The legislation needed to ratify the pending Comprehensive and Progressive Trans Pacific Partnership trade agreement will be presented to the House of Commons before it rises for the summer, Canada’s international trade minister says.

In testimony before the House of Commons trade committee Tuesday morning, François-Philippe Champagne told MPs the Canadian government wants to be in the “first wave” of countries to ratify the trade deal.

He said Canadian officials plan to work “expeditiously” to get the legislation passed. The last possible sitting day of the House of Commons is June 22.

Champagne told MPs the legislation will not be passed before the summer, adding he plans to respect the parliamentary process.

The minister’s comments come just weeks after Champagne presented the full text of the Comprehensive and Progressive Trans Pacific Partnership agreement, formerly the Trans Pacific Partnership, in the House of Commons May 23.

The 11 member nations signed the deal March 8 during a ceremony in Chile.

The Trudeau government has been pressured by stakeholders, notably export dependent farm groups, who want Canada to ratify the trade agreement as quickly as possible. In a letter to Champagne last week, the Canadian Agri-Food Trade Alliance warned the minister that “the race is on as other CPTPP members are moving quickly to ratify the agreement.”

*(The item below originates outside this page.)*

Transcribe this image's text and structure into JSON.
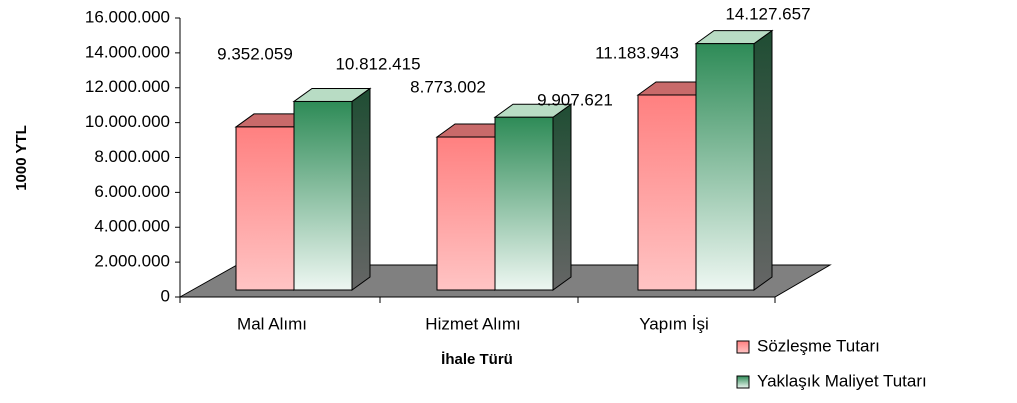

Mexico has already ratified the multi-lateral trade deal, with Japan expected to have its ratification process concluded by the end of June.

“Australia tabled the treaty in its Parliament and vows to expedite ratification,” the letter reads, while “Malaysia and Chile are both expected to ratify quickly. New Zealand, Singapore, Peru, Vietnam and Brunei are all working to ratify the CPTPP by the fall.”

The multi-nation trade deal is seen as a critical piece is Canadian trade policy by exporters who are grappling with ongoing uncertainty over the renegotiation of the North American Free Trade Agreement and increased American protectionism.